As perdas restantes estão associadas a linhas de crédito concedidas pelo próprio FGC a empresas do grupo Master. A recomposição do caixa do fundo é vista pelo setor financeiro como um passo prévio para uma possível reforma nas regras do FGC. Entre as discussões preliminares estão medidas para aumentar a fiscalização da qualidade dos balanços das instituições associadas, restringir níveis elevados de alavancagem e reduzir a concentração da distribuição de produtos financeiros em poucas plataformas.
Uma alternativa em discussão no setor é a destinação de parte dos recursos do compulsório de depósitos à vista – reservas que os bancos são obrigados a manter no Banco Central (BC) – para reforçar o caixa do FGC. No entanto, essa proposta depende de autorização do BC, que ainda não se manifestou sobre o tema.

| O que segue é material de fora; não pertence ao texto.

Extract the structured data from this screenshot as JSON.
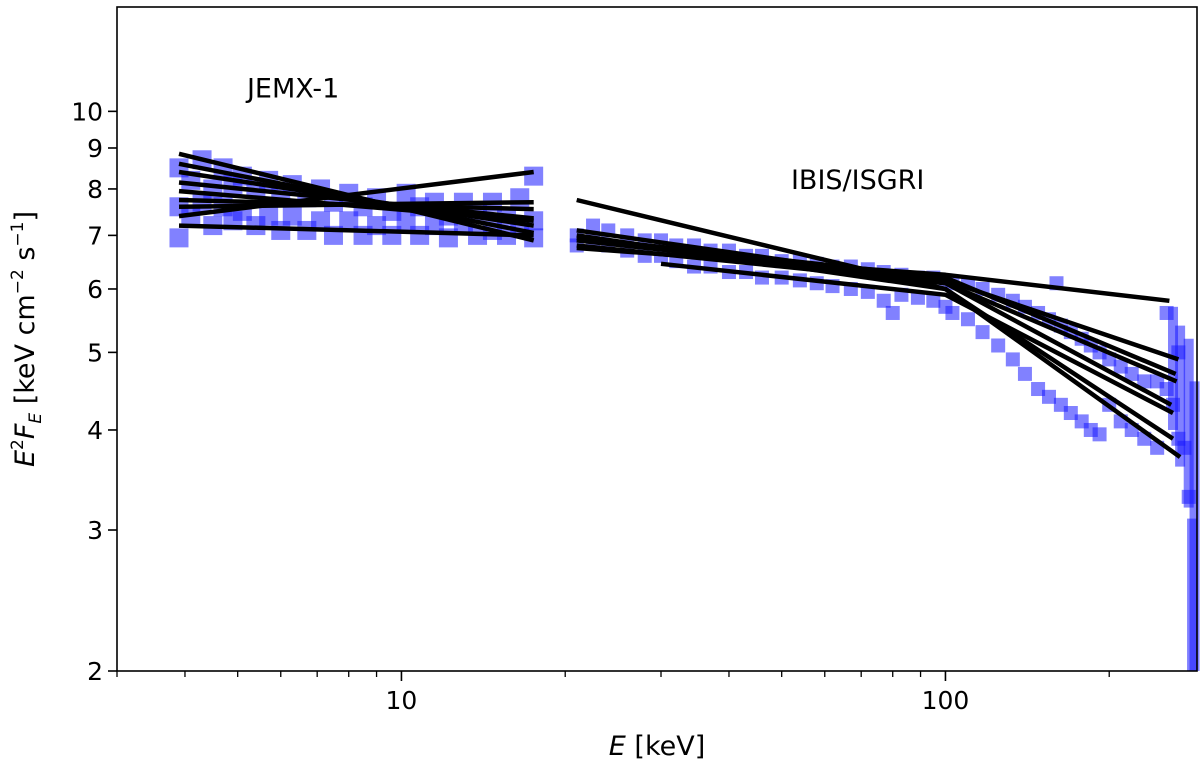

Parte das instituições financeiras, especialmente os bancos tradicionais de maior porte, tem criticado o uso do FGC nos últimos anos. Segundo esse segmento, algumas plataformas e instituições de menor porte teriam utilizado o FGC para alavancar seus balanços, usando recursos emprestados para emprestar, com o fundo sendo acionado para cobrir perdas de investidores em modelos de negócio considerados insustentáveis.